It takes the earth 23 hours and 56 minutes to complete its rotation, with our beautiful planet moving at about 1,100 mph, or 460 meters per second. But what would happen if one day it suddenly stopped spinning? Spoiler alert: nothing good.
To visualise the unthinkable consequences of this scenario, which some scientists believe may occur in 18.5 billion years, one has to sit in a car, get it up to 100 miles per hour and then crash it into another vehicle without wearing a seatbelt (don’t do this). You’ve probably seen this in action movies and news – the car stops the person in it continues to move or rather flies.
This is exactly what would happen to every living being on Earth when it stops spinning. US astrophysicist Neil deGrasse Tyson predicted anything not bolted to the Earth would fly due east at 1,100 miles per hour. (The phrase "when pigs fly" would no longer be used as a figure of speech).

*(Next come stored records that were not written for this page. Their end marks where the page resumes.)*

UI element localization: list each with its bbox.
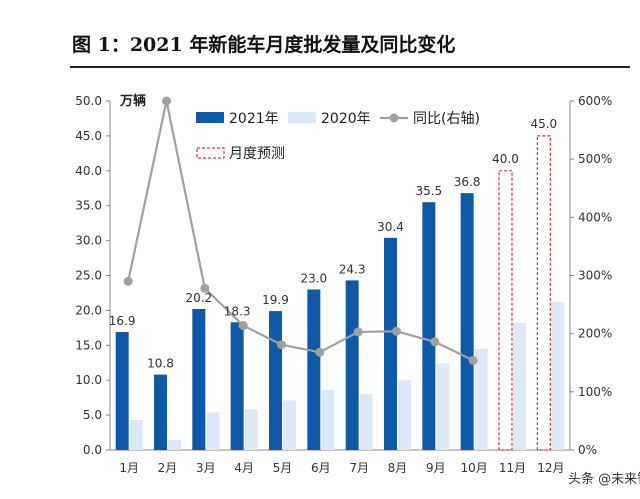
left-tick-label: 30.0 bbox=[75, 234, 102, 248]
category-label: 3月 bbox=[196, 461, 216, 475]
bar-2021-label: 19.9 bbox=[262, 293, 289, 307]
legend-swatch-2021 bbox=[196, 112, 224, 123]
bar-2020 bbox=[436, 363, 450, 450]
left-tick-label: 50.0 bbox=[75, 94, 102, 108]
yoy-point bbox=[238, 321, 248, 331]
legend-swatch-forecast bbox=[196, 147, 225, 159]
right-tick-label: 600% bbox=[578, 94, 612, 108]
yoy-point bbox=[162, 96, 171, 106]
figure-title: 图 1：2021 年新能车月度批发量及同比变化 bbox=[72, 34, 456, 56]
bar-2020 bbox=[359, 394, 373, 450]
category-label: 7月 bbox=[349, 461, 369, 475]
bar-2021-label: 24.3 bbox=[339, 262, 366, 276]
bar-2021 bbox=[192, 309, 206, 450]
category-label: 10月 bbox=[461, 461, 488, 475]
category-label: 12月 bbox=[537, 461, 564, 475]
bar-2021-label: 23.0 bbox=[300, 271, 327, 285]
category-label: 6月 bbox=[311, 461, 331, 475]
legend-swatch-2020 bbox=[288, 112, 316, 123]
right-tick-label: 0% bbox=[578, 443, 597, 457]
yoy-line bbox=[123, 96, 478, 365]
left-tick-label: 40.0 bbox=[75, 164, 102, 178]
bar-2021-label: 16.9 bbox=[109, 314, 136, 328]
legend: 2021年 2020年 同比(右轴) 月度预测 bbox=[196, 111, 480, 162]
bar-2021-label: 20.2 bbox=[185, 291, 212, 305]
bar-2020 bbox=[321, 389, 335, 450]
legend-label-yoy: 同比(右轴) bbox=[413, 111, 480, 127]
category-label: 2月 bbox=[158, 461, 178, 475]
legend-label-forecast: 月度预测 bbox=[229, 146, 285, 162]
category-label: 5月 bbox=[273, 461, 293, 475]
left-tick-label: 0.0 bbox=[83, 443, 102, 457]
right-tick-label: 300% bbox=[578, 269, 612, 283]
bar-2021-label: 18.3 bbox=[224, 304, 251, 318]
y-axis-unit: 万辆 bbox=[119, 93, 146, 109]
left-tick-label: 35.0 bbox=[75, 199, 102, 213]
left-tick-label: 15.0 bbox=[75, 338, 102, 352]
bar-2021 bbox=[115, 332, 129, 450]
bar-2020 bbox=[244, 409, 258, 450]
bar-2021-label: 10.8 bbox=[147, 357, 174, 371]
bar-2021-label: 36.8 bbox=[454, 175, 481, 189]
legend-label-2020: 2020年 bbox=[321, 111, 371, 127]
bars bbox=[115, 135, 565, 451]
data-labels: 16.9 10.8 20.2 18.3 19.9 23.0 24.3 30.4 35.5 36.8… bbox=[109, 117, 557, 371]
yoy-point bbox=[353, 327, 363, 337]
left-tick-label: 5.0 bbox=[83, 408, 102, 422]
bar-forecast-label: 40.0 bbox=[492, 152, 519, 166]
category-label: 9月 bbox=[426, 461, 446, 475]
bar-2021-label: 30.4 bbox=[377, 220, 404, 234]
axes: 0.0 5.0 10.0 15.0 20.0 25.0 30.0 35.0 40.0 45.0 50… bbox=[75, 93, 612, 475]
category-label: 11月 bbox=[499, 461, 526, 475]
bar-2020 bbox=[283, 400, 296, 450]
bar-forecast bbox=[536, 135, 551, 451]
bar-2021 bbox=[307, 289, 321, 450]
title-rule bbox=[70, 66, 630, 68]
watermark: 头条 @未来智库 bbox=[568, 472, 640, 487]
yoy-point bbox=[315, 347, 325, 357]
bar-2020 bbox=[474, 348, 488, 450]
bar-2020 bbox=[551, 302, 565, 450]
bar-forecast bbox=[498, 170, 513, 451]
right-tick-label: 400% bbox=[578, 210, 612, 224]
bar-2021 bbox=[269, 311, 282, 450]
yoy-point bbox=[277, 340, 286, 350]
right-tick-label: 200% bbox=[578, 327, 612, 341]
category-label: 8月 bbox=[388, 461, 408, 475]
bar-2020 bbox=[129, 419, 143, 450]
bar-2020 bbox=[206, 412, 220, 450]
bar-2021 bbox=[422, 202, 436, 450]
bar-2021 bbox=[154, 374, 167, 450]
bar-2021-label: 35.5 bbox=[415, 184, 442, 198]
bar-2021 bbox=[460, 193, 474, 451]
bar-2020 bbox=[398, 380, 411, 450]
right-tick-label: 100% bbox=[578, 385, 612, 399]
yoy-point bbox=[468, 355, 478, 365]
category-label: 4月 bbox=[234, 461, 254, 475]
left-tick-label: 45.0 bbox=[75, 129, 102, 143]
bar-2021 bbox=[384, 237, 397, 450]
bar-2020 bbox=[168, 440, 181, 450]
yoy-point bbox=[123, 276, 133, 286]
right-tick-label: 500% bbox=[578, 152, 612, 166]
legend-label-2021: 2021年 bbox=[229, 111, 279, 127]
left-tick-label: 10.0 bbox=[75, 373, 102, 387]
left-tick-label: 20.0 bbox=[75, 303, 102, 317]
left-tick-label: 25.0 bbox=[75, 269, 102, 283]
yoy-point bbox=[200, 283, 210, 293]
bar-2021 bbox=[345, 280, 359, 450]
bar-forecast-label: 45.0 bbox=[530, 117, 557, 131]
category-label: 1月 bbox=[119, 461, 139, 475]
yoy-point bbox=[430, 337, 440, 347]
yoy-line-path bbox=[127, 100, 474, 362]
legend-marker-yoy bbox=[389, 113, 399, 123]
yoy-point bbox=[392, 326, 401, 336]
bar-2020 bbox=[513, 322, 526, 450]
bar-2021 bbox=[230, 322, 244, 450]
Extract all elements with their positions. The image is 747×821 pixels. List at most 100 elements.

But this is just the beginning. According to a "thought experiment", conducted by James Zimbelman, a senior geologist emeritus at the Smithsonian's National Air and Space Museum in Washington DC, the sudden stop would also affect our atmosphere, creating incredibly strong winds, which would be followed by massive tsunamis.
The sudden stop would also flatten out the bulge at the equator, which would cause oceans and seas to migrate to the poles, where gravity is the strongest. As a result, our planet would have two super oceans – one in the North and one in the South – with a giant continent in the middle.
The full day would last an entire year with earthlings seeing Sun for six straight months and living another half of the year in darkness.
Magnetic field would deliver the coup de grace. It would slowly fade away and leave our planet without a protection against solar wind, deadly cosmic rays and radiation, which would kill all life on our planet.
The good news is: scientists doubt that such a scenario will happen, well, at least not in our lifetime (take that, great-great-great-great-great-great-great-great-grandchildren).
"There is no natural force that would stop the Earth from spinning. One of the fundamentals of physics is the conservation of angular momentum. Once something is spinning, you have to exert the same force [in the opposite direction] to stop it from spinning,” said James Zimbelman.